I ran a nanopore sequencing on mk1c device with live basecalling and obtained some fastq in fastq_pass, fastq_fail folders. I tried to rerun the basecalling in a different machine, but found that they produce different sequences in just a test case, e.g.:
In the fastq basecalled in mk1c
> @b2e79451-050f-4d74-b091-40e6b6ee2229 runid=43a904bc3c628e3d9e32355643c0236ba632c012 read=110919 ch=21 start_time=2023-0
4-13T14:22:57.269028+00:00 flow_cell_id=FAR89176 protocol_group_id=STARRS sample_id=no_sample barcode=barcode01 barcode_
alias=barcode01 parent_read_id=b2e79451-050f-4d74-b091-40e6b6ee2229 basecall_model_version_id=2021-05-17_dna_r9.4.1_mini
And when I rebasecalled it in my workstation:
> @b2e79451-050f-4d74-b091-40e6b6ee2229 runid=43a904bc3c628e3d9e32355643c0236ba632c012 sampleid=no_sample read=110919 ch=21 start_time=2023-04-13T04:52:57Z model_version_id=2021-05-17_dna_r9.4.1_minion_384_d37a2ab9
And while the specific fast5 that I tested was from the fast5_pass folder, and I can find the read and run_id in the fastq_pass file, the sequence in the example was put into fastq_fail folder. There are also some examples of sequences where even the length differ for a little bit, so my question is:
am I doing something wrong? I have:
- set the model used for basecalling to be the same one (--flowcell "FLO-MIN106" --kit "SQK-RBK110-96" with high accuracy)

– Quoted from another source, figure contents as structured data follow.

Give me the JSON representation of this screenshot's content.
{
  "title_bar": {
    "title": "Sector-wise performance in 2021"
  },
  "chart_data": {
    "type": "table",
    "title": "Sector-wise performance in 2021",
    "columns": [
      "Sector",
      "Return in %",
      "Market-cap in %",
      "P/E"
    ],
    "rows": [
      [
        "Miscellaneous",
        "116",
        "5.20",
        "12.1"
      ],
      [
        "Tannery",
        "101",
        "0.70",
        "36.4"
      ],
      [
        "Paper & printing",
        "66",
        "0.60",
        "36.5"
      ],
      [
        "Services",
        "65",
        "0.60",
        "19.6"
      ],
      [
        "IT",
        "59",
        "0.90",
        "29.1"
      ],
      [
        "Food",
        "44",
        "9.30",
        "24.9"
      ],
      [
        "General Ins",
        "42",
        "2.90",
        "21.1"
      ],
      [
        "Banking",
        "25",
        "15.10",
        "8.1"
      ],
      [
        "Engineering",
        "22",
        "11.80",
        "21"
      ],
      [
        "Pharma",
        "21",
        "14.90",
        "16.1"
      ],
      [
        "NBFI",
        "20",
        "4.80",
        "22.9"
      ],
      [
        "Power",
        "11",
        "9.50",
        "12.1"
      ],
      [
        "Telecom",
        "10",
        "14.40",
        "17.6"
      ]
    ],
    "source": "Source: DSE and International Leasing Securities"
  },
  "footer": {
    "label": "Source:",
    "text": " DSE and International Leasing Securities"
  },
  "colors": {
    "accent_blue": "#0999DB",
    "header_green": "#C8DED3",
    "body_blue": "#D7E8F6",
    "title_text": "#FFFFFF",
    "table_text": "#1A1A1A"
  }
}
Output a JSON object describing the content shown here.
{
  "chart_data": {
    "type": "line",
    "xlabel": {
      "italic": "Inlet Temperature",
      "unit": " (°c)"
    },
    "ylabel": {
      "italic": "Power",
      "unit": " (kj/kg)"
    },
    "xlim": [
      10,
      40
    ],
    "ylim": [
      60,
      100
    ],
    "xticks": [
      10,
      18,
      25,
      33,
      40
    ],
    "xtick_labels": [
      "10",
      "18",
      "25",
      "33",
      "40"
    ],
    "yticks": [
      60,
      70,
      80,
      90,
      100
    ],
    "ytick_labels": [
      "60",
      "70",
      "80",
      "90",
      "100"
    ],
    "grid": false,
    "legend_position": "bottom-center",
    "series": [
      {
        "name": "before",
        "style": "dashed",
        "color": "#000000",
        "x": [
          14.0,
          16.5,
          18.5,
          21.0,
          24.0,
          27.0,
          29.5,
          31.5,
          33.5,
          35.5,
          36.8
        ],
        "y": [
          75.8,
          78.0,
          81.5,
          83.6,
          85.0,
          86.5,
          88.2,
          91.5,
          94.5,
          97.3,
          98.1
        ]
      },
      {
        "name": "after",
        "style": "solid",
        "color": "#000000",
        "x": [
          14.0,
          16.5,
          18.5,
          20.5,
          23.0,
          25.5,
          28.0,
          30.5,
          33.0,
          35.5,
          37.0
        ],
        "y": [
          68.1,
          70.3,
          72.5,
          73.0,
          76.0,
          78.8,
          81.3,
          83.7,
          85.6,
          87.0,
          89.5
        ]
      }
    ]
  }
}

seq the min_qscore to be the same
The only difference I can find is the version of guppy basecaller :
- in mk1c: Version 6.4.6+ae70e8fa0, minimap2 version 2.24-r1122
- in workstation: Version 6.4.8+31becc9, minimap2 version 2.24-r1122
2: Given the situation, should I just (1) rebasecall everything with the newer version of guppy or (2) basecall my fast5_skip and use them in combination with the existing basecalled data?